H vs K - 2

217 42 13
                                    

Multimedya : Buğlem

Arabayı yavaşça Buğra 'nın evinin önüne park ederken ayaklarımın beni neden buraya getirdiğine anlam veremiyordum.

Elim güç bela kapı ziline giderken bir anlık gelen cesaretle kapıyı tıklattım. Kapı acılmadan önce içimdeki kaçıp gitme duygusunu az da olsa bastırabilmiştim.

Çok geçmeden kapı açıldığında kısa bir süre göz göze geldik. Yeşil ile mavi arasındaki gözleri ben belayım diye bağırıyordu. Beni içeri buyur etmesini beklemeden içeriye geçerek lacivert rengin hakim olduğu salondaki koltuğa oturdum.

Salondaki sukûnet rahatsiz edecek duruma geldiginde konuşmam gerektiğini hissederek söze girdim. " Haklıymışsın "

"Öyleyimdir" diyerek işimi zorlaştırdı egoist. Ne var yani teşekkür edip çözüm yolu arasaydı. Yine de ilk adımı atmam gerektiğini düşünerek uzatmadan "N'apacağız ? " diyerek buraya geliş nedenimi belirttim.

Biraz düşündü ve " Bir süre ortalarda dolanmayalım " diye ortaya bir fikir attı. Aslında haklıydı. Ama atladığı bir nokta vardı. Evden dışarı çıkmadan geçirebileceğimiz süre kısıtlıydı.

Onaylamadığımı belirterek " Peki ihtiyaçlarımızı nasıl karşılayacağız" diye sordum.
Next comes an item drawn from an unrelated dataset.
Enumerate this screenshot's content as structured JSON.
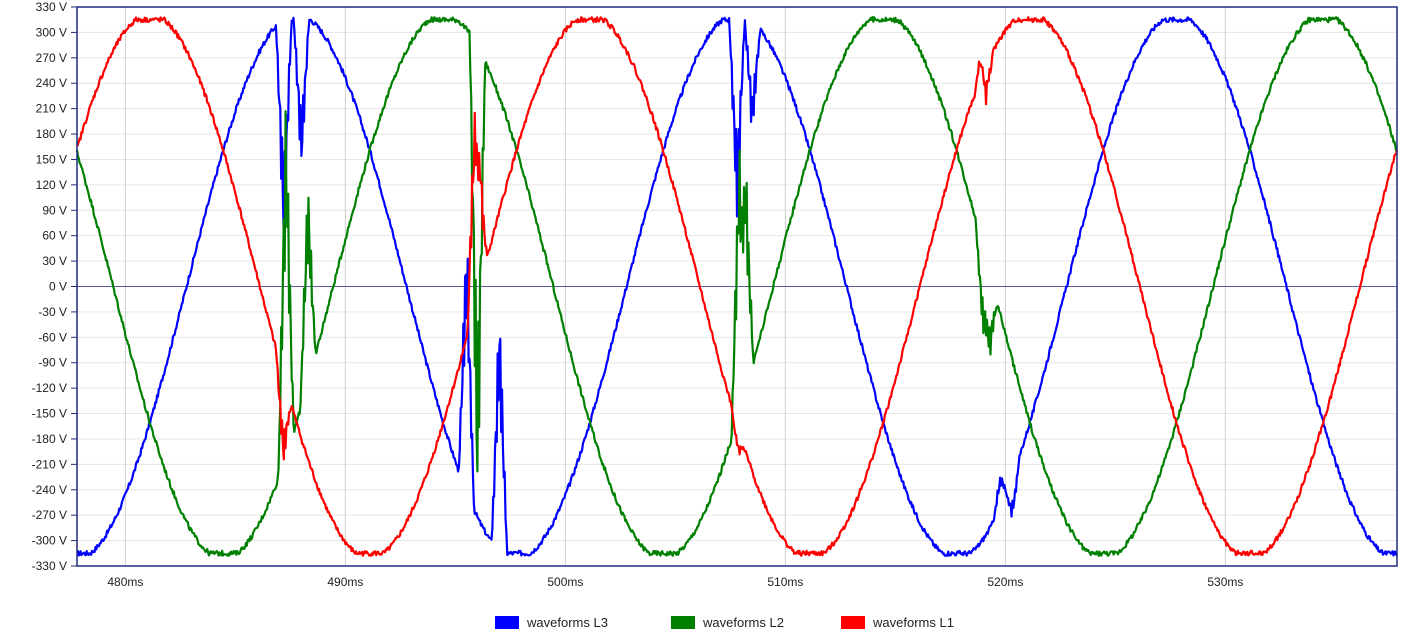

Sonuçta markete gitmemiz gerekebilirdi. Tekrar söze girerek " Illaki dışarı çıkmamız gerekecek. Mutfakta uzun süre idare edebilecek kadar yiyecek olduğunu sanmıyorum. Başka bir yere giderek ortalıktan kaybolmak daha mantıklı gibi geliyor. "

" Şehirden çıkış için alacağımız biletlerin kontrol edileceğinden eminim. Nerede olduğumuzun deşifre olması pek de istenilebilecek türden bir sey degil." diye fikrimin üstünü çizdi. Ben de hızla atılarak " Bu evde kalırken hiç dikkat cekmeyecegimizi mi sanıyorsun? Gece yanan ışıklar veya pencereden görünen evin bir kısmı. Ama gidersek onlar daha yerimizi bulamadan tekrar yer degistiririz. Biliyorum korkup kacmak bir çözüm yolu degil ve kacak gibi yasamak istemeyedebilirsin ama benim baska secenegim yok." diye fikrimi savundum.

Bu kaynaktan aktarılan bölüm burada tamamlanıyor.